As an organization, the Royals do not believe in artificial innings limits. They maintain a dialogue between their coaching staff, training staff and medical staff with pitchers like Ventura. Before the game general manager Dayton Moore expressed his faith in the ease of Ventura’s delivery and the consistency of his resiliency.
The matchup pitted Ventura’s premier weapon versus San Francisco’s most conspicuous offensive asset. Ventura relies upon his fastball, that 97-mph pitch that rises into triple digits. The Giants hit .377 against pitches at 95 mph and up during the playoffs — an average that rose during the game’s first at-bat.
Ventura engaged in an eight-pitch duel with slap-hitting outfielder Gregor Blanco, a nominal backup with 15 homers in 681 regular-season games. Ventura unleashed fastballs up in the zone, but umpire Greg Cooper would not indulge him with strikes inside. With the count full, Blanco turned around a 98-mph pitch and deposited it into the San Francisco bullpen.
For the second night in a row, the Giants landed the first blow. The difference Wednesday was the Royals answered this time, a day after being stymied by Madison Bumgarner.
With two outs in the bottom of the first, after Alcides Escobar had reached on an infield single and ran himself into an out when caught stealing second base, Cain slashed a hit into left. A dive from outfielder Travis Ishikawa proved unproductive. The ball bounced past him, and Cain galloped to second.
Ishikawa is a first baseman forced into outfield duty by late-season injuries to Michael Morse and Angel Pagan. The inexperience showed. When Butler smacked a single past Crawford, Ishikawa came up throwing. He missed the cutoff man, and Cain raced home.

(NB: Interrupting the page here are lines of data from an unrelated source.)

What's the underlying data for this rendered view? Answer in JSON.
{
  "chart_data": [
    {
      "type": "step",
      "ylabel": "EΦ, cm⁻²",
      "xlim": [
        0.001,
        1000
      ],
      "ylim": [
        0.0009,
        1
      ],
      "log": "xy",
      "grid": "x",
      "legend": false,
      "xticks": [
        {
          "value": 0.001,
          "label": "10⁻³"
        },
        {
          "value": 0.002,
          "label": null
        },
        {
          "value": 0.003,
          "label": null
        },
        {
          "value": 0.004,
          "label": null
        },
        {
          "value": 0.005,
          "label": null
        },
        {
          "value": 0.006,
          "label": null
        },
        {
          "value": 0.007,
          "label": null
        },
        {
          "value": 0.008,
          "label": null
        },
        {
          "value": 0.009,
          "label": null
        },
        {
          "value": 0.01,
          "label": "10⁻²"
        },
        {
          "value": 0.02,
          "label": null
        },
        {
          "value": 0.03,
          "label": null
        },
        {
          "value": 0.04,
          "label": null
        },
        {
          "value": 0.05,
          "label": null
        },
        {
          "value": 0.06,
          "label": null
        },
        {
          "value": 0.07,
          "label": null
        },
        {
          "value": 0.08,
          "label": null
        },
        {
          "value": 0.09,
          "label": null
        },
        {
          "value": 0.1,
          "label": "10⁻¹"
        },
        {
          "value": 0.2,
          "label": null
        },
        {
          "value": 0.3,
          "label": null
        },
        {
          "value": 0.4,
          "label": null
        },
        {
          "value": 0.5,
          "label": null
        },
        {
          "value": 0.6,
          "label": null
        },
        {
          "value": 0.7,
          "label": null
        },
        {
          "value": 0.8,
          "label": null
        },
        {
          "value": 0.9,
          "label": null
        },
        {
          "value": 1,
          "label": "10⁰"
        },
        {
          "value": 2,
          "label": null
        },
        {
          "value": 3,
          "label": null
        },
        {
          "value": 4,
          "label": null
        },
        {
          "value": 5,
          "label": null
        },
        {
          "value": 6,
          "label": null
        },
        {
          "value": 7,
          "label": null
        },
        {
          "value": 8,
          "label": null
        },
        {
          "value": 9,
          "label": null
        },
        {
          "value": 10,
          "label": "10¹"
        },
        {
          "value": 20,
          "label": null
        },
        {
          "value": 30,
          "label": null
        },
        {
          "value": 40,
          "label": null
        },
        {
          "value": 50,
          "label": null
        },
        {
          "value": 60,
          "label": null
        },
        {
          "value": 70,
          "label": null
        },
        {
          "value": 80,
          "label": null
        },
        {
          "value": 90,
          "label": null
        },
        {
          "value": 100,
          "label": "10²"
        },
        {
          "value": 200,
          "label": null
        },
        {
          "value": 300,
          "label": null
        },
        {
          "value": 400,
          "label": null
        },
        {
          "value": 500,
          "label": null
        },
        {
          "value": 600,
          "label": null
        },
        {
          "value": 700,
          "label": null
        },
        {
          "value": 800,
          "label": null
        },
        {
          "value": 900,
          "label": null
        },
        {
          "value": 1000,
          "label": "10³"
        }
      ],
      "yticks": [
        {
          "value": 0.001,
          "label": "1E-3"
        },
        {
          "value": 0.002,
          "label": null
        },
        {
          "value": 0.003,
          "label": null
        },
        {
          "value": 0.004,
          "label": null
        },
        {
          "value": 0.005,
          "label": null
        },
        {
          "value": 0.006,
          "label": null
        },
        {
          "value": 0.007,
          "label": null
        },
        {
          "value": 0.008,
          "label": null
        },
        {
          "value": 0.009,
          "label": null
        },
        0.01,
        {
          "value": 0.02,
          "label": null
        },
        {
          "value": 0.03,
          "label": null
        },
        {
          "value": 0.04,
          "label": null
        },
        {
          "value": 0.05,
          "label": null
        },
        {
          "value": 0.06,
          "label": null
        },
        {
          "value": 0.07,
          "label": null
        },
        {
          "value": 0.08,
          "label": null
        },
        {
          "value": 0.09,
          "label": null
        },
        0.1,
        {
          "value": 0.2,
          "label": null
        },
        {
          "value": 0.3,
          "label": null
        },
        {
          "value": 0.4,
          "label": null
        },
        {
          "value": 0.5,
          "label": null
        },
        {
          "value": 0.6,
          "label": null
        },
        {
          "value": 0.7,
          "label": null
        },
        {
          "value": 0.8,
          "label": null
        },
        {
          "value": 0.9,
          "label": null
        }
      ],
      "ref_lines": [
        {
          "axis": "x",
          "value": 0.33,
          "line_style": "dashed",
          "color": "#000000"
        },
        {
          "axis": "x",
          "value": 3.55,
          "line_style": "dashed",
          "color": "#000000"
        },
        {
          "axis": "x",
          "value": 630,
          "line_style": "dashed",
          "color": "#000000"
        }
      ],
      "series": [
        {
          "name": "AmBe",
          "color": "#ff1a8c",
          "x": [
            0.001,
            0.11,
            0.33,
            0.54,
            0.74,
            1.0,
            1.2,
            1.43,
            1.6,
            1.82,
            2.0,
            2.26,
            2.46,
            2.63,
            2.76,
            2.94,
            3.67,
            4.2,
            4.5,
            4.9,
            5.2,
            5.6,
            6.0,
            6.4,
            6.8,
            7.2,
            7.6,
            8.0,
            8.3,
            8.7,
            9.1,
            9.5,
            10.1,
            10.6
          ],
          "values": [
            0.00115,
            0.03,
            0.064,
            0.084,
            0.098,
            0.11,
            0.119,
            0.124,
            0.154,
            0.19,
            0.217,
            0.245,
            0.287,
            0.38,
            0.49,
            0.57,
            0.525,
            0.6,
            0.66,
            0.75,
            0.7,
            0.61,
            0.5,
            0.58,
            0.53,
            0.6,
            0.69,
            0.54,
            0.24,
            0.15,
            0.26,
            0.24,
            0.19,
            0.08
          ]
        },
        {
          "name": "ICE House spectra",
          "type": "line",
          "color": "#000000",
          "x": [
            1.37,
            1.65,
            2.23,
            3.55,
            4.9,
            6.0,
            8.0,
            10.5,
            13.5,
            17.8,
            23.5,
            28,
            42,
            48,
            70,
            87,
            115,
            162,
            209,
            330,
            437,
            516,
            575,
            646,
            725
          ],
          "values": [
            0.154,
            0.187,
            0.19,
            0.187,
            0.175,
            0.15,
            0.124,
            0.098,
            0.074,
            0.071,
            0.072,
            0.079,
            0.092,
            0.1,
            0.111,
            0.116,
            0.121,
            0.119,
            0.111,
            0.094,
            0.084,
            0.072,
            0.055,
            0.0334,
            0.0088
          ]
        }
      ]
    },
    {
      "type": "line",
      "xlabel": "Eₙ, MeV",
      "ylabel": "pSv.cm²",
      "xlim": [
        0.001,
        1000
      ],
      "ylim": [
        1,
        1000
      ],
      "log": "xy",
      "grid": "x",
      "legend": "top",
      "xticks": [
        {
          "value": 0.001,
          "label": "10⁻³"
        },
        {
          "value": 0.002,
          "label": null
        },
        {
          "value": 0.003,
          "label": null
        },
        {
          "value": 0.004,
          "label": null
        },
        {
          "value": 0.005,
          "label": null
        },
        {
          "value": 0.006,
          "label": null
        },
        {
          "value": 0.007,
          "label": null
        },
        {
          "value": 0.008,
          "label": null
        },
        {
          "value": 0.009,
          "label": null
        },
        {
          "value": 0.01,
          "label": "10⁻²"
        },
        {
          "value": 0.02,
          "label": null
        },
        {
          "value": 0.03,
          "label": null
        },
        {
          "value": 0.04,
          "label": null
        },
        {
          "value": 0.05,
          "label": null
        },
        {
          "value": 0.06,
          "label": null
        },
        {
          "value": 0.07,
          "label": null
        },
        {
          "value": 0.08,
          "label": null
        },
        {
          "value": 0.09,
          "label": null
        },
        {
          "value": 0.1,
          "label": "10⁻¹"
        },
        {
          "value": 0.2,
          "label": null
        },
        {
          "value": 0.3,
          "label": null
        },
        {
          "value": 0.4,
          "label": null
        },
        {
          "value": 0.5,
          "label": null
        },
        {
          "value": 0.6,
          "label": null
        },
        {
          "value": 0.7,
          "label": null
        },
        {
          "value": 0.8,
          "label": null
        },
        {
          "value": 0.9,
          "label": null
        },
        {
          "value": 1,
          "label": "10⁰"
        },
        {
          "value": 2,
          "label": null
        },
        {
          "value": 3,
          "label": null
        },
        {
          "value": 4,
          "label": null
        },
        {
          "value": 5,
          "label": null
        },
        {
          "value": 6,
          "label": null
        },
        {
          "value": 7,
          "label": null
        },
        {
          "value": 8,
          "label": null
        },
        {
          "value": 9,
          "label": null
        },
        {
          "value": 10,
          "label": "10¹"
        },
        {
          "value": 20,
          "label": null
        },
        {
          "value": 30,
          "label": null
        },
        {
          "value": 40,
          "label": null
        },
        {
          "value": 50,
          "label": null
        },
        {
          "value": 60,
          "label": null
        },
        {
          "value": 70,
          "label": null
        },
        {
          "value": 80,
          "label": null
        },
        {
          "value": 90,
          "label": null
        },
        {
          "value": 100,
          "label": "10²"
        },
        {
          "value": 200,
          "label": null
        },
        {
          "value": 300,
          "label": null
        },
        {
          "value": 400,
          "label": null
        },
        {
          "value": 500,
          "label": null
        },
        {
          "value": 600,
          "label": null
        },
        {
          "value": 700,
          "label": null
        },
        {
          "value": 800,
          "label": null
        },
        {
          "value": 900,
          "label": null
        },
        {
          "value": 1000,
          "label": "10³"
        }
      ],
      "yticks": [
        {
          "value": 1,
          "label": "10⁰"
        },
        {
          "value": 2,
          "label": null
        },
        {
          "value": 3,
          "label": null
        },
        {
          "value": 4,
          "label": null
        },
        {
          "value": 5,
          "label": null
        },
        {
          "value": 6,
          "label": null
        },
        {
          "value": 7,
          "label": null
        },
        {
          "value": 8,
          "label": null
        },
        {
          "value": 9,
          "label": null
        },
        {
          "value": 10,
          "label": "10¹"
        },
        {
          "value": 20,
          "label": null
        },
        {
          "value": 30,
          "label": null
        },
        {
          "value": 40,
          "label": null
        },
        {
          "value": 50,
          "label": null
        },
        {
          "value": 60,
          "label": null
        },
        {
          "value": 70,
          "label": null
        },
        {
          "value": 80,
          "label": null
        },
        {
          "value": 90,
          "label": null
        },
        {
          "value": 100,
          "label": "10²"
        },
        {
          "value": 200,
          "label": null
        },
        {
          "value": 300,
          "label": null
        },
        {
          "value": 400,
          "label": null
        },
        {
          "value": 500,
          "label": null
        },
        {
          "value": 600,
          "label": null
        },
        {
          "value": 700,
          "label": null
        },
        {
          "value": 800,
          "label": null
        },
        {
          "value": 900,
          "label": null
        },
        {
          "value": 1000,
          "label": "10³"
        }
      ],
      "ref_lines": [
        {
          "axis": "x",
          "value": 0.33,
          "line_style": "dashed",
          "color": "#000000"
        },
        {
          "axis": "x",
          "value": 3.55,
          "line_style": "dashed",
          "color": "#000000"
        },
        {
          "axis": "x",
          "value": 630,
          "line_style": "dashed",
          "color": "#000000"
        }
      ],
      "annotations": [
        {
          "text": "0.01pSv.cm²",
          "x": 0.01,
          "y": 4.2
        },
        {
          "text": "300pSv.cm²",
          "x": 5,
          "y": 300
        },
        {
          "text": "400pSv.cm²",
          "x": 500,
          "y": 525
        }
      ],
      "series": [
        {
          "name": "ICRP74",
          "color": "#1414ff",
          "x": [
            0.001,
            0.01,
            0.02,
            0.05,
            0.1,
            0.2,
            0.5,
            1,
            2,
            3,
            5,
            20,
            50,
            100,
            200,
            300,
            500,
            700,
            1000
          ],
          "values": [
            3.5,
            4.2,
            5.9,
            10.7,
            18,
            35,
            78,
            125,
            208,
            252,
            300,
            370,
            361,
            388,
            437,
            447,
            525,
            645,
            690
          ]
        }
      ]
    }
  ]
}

In the next inning, Peavy threw a pair of balls to Infante and was forced to spot an 89-mph fastball for a strike. A sore shoulder has nagged Infante for months. He recorded precisely zero extra-base hits in his first 32 at-bats this postseason. He snapped the streak with a double to left. Two batters later, Escobar dumped a double into right and the Royals had their first lead of this World Series.
Ventura gave back the lead after two doubles in the fourth. But once Herrera snuffed out San Francisco in the sixth, the Royals appeared in command. It was Strickland who lost control, and Kansas City who benefited.
“I don’t know what happened with that guy,” Perez said. “But we don’t want to fight on the field. I’m not that kind of person, that kind of player. I just like to play hard, enjoy the game and try to get a ‘W’ for my team.”